Dial Removed from Radio

After getting the dial out of the radio, I removed the mounting plate, and took the dial over to the flatbed scanner. There, I scanned an image of the bad dial into a variety of formats. It turns out that the best format for my purposes was jpeg. I used 600dpi, as I wanted to make certain I had enough detail to work with as I attempted to duplicate the dial.

Bad Dial Scanned Image

Once the dial was scanned in, I opened the image in a Drawing Program. Since I am working in Linux, I used LibreOffice Draw.

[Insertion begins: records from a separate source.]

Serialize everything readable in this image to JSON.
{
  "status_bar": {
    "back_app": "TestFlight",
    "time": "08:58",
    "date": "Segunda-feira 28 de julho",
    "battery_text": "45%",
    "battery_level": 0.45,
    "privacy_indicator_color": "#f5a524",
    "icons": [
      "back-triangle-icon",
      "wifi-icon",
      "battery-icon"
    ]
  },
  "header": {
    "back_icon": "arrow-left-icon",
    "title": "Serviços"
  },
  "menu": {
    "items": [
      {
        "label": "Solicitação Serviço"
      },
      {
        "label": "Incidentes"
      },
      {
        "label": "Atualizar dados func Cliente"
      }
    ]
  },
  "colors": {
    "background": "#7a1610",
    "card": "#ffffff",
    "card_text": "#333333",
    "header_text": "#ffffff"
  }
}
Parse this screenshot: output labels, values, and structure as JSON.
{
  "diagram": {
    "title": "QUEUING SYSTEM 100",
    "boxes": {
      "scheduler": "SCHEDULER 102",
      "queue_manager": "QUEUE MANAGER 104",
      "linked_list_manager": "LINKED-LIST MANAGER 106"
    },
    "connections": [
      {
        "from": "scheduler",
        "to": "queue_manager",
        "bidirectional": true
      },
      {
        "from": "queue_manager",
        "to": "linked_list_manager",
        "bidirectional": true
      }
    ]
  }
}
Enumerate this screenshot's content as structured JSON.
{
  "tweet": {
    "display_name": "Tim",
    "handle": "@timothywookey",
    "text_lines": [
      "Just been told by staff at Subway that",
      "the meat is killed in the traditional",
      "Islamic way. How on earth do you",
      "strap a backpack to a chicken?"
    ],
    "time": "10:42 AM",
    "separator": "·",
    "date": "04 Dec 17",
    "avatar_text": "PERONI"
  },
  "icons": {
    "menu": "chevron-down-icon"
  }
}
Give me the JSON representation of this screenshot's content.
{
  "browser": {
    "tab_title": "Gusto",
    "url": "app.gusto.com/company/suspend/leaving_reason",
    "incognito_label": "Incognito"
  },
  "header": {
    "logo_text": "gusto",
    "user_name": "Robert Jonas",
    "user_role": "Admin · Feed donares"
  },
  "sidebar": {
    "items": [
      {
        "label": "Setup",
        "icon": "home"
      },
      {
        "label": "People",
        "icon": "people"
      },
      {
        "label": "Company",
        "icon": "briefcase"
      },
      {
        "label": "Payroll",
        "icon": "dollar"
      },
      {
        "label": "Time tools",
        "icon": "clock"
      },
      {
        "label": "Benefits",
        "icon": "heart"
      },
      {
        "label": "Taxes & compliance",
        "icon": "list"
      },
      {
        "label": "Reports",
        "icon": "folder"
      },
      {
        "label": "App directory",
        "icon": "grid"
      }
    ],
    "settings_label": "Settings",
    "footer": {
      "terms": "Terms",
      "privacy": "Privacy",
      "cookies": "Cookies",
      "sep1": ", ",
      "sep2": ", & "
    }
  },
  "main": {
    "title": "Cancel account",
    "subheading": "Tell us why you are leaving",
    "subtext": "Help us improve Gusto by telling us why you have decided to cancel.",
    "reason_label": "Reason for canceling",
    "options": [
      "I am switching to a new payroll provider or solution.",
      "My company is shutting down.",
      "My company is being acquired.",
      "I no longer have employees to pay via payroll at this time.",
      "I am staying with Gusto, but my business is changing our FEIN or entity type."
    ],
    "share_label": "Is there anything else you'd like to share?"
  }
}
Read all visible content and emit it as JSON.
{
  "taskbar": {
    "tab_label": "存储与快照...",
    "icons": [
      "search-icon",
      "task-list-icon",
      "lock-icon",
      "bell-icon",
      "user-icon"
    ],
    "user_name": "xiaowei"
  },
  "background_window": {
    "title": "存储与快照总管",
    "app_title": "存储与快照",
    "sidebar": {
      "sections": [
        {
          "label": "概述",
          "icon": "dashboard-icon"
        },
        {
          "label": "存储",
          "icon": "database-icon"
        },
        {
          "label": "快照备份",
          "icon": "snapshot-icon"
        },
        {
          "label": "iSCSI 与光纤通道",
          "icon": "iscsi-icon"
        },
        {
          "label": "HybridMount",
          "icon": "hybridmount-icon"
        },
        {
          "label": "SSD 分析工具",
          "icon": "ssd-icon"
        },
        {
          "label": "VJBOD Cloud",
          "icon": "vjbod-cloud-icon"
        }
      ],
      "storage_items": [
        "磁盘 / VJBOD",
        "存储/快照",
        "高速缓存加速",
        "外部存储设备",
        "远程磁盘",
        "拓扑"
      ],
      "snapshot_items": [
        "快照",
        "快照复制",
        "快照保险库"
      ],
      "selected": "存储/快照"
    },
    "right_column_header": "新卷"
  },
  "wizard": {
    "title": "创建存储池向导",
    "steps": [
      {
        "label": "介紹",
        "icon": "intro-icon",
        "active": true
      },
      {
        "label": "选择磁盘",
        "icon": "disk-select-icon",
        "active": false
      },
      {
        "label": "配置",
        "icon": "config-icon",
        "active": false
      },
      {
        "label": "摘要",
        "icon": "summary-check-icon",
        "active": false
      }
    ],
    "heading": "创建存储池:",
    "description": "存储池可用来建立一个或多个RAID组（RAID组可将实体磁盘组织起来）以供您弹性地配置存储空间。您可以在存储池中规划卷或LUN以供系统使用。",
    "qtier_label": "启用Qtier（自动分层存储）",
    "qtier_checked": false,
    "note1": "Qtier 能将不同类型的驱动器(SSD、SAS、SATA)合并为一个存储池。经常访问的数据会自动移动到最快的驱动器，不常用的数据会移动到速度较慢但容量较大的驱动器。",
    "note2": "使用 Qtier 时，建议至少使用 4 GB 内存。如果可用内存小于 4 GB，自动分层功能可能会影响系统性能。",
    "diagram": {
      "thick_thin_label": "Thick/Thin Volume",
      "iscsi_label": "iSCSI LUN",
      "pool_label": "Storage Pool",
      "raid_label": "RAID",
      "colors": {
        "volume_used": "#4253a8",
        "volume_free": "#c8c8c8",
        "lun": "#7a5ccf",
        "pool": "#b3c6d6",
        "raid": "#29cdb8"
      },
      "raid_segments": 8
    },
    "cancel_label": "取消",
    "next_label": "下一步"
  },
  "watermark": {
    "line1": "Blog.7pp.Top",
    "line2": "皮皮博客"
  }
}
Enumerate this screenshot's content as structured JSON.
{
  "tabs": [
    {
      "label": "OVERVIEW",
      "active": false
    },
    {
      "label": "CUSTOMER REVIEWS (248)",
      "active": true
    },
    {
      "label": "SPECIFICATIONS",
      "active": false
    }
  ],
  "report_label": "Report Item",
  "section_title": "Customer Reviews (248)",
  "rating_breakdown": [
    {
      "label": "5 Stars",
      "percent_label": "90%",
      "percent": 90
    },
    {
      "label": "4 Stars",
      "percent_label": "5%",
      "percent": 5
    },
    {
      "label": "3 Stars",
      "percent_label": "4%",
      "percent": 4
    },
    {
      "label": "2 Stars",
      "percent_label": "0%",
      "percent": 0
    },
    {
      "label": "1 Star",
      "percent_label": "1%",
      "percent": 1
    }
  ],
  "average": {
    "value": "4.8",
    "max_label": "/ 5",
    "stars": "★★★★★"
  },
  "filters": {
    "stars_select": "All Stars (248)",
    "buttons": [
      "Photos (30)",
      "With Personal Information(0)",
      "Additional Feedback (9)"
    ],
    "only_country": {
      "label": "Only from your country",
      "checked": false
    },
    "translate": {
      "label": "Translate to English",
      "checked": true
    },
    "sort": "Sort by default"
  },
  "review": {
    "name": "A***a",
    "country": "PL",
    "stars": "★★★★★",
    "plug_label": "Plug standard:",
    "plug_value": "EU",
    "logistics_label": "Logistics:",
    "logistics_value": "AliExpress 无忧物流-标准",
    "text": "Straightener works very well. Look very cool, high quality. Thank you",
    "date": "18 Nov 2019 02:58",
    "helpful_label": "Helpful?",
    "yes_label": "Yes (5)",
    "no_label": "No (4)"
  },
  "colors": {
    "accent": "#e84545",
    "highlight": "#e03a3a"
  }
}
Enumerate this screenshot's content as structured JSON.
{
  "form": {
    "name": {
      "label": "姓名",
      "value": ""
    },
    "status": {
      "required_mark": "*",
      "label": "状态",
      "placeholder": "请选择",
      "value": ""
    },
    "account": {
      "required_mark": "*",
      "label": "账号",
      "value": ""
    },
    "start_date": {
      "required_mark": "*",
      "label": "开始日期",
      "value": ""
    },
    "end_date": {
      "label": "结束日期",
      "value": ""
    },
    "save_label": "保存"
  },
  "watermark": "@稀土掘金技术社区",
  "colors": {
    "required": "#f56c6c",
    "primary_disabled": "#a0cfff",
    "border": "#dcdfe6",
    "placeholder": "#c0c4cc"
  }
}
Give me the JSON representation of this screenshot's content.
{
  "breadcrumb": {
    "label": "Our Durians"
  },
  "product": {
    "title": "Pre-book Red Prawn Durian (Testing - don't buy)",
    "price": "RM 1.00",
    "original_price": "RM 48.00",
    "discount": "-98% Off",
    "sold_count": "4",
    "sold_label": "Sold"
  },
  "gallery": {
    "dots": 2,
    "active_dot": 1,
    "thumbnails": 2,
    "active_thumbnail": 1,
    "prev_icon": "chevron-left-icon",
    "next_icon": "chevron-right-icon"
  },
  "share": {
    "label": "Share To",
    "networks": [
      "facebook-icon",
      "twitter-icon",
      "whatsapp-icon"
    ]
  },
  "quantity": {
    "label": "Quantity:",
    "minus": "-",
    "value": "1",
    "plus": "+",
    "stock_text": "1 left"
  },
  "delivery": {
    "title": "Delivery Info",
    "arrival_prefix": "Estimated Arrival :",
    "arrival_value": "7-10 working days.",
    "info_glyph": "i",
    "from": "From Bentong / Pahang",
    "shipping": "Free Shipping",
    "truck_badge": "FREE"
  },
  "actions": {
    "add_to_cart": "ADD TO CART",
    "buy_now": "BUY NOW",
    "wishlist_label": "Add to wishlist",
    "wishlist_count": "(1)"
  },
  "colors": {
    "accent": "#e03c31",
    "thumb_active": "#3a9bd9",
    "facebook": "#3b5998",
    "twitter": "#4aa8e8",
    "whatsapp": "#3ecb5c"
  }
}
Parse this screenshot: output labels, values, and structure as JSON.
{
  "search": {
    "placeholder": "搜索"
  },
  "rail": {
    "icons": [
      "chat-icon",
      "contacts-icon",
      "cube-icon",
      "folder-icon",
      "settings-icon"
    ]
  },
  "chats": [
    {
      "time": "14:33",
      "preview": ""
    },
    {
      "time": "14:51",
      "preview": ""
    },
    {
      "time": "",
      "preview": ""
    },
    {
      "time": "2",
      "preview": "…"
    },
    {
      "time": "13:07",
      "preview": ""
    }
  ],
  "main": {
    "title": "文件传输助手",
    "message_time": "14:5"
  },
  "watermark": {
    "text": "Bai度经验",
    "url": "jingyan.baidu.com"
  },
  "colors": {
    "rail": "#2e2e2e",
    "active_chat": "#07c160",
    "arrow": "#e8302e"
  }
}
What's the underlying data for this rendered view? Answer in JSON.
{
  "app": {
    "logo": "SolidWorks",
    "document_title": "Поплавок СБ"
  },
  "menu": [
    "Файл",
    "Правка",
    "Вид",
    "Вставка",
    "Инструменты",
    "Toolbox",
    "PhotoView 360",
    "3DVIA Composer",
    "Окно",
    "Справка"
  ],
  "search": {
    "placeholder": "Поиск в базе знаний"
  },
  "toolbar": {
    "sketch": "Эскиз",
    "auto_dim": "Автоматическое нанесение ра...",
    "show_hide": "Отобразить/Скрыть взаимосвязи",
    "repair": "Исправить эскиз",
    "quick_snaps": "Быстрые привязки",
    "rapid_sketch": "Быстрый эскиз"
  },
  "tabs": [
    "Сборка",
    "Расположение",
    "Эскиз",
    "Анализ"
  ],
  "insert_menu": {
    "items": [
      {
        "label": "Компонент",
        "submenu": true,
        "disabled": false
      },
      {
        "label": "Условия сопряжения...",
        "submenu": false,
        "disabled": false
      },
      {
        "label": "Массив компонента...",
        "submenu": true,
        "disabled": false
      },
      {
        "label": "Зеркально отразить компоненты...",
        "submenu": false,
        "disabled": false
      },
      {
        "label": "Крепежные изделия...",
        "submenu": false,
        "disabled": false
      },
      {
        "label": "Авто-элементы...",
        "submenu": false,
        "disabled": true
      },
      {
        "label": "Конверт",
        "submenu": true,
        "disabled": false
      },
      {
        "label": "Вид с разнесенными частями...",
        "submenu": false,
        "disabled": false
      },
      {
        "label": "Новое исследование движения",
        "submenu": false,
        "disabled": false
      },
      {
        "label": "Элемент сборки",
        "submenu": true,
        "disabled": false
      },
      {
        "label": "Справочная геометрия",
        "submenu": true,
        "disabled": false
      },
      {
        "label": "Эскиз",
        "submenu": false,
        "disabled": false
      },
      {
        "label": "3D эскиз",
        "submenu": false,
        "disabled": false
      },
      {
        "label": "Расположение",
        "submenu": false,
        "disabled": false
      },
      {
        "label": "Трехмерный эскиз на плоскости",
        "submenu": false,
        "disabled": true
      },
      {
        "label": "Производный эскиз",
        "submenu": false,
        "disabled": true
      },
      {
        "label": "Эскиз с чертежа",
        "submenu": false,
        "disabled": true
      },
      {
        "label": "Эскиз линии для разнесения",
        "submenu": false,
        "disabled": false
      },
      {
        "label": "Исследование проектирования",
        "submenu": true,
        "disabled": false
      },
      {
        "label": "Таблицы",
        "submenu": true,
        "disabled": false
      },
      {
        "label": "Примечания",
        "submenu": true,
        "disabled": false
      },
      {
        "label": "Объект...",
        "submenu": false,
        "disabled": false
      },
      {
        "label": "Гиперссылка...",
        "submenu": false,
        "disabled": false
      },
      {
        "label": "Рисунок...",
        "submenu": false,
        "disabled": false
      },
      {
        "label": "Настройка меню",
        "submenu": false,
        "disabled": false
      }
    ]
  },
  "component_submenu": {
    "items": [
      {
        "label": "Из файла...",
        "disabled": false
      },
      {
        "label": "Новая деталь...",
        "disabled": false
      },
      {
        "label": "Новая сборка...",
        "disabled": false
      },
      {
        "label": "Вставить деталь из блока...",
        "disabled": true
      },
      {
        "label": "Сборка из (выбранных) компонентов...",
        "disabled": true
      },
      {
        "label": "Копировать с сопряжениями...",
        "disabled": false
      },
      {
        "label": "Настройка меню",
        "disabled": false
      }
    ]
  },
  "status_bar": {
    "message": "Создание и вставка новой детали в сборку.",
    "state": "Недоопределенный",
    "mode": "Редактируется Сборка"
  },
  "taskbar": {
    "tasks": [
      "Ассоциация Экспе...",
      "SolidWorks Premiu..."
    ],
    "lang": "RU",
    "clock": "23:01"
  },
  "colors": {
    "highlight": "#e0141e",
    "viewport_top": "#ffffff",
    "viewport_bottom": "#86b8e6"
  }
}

Opening in LibreOffice Draw

This program is a lot like Adobe Illustrator. I can add layers to keep items separate from each other while I work on them, but still allow me to over overlay one image with another to kind of “trace” the image from the bad disk. This is done by setting the transparency of the various objects.

Transparency Settings

The result is that I can have to original image, overlaid by whatever objects (colored circles, text, lines, boxes, etc) that I add on the other layer to duplicate and clean up the original image. On this photo, I have the transparency set to 75% for all except for the lines, numbers and the original scan.

See-Through image

Once the numbers, lines and everything was lined up, I set the original scan layer to be non-printable, and set the other objects to be non-transparent. This allowed me to print the new image out to whatever format I wanted. I had originally thought to try using the LightScribe function on one of my computers with a LightScribe DVD player to directly print the image to a blank CD. But it turns out that HP killed that technology a few years ago, so I can no longer find LightScribe CDs locally. I could have ordered them, but didn’t want to wait.

So my second choice was to laser print to an adhesive CD label from Avery. It took a few trials and errors to get the positioning right on the paper for where the actual label was, but it was a matter of moving the entire image left, right, up or down until it printed in the correct location.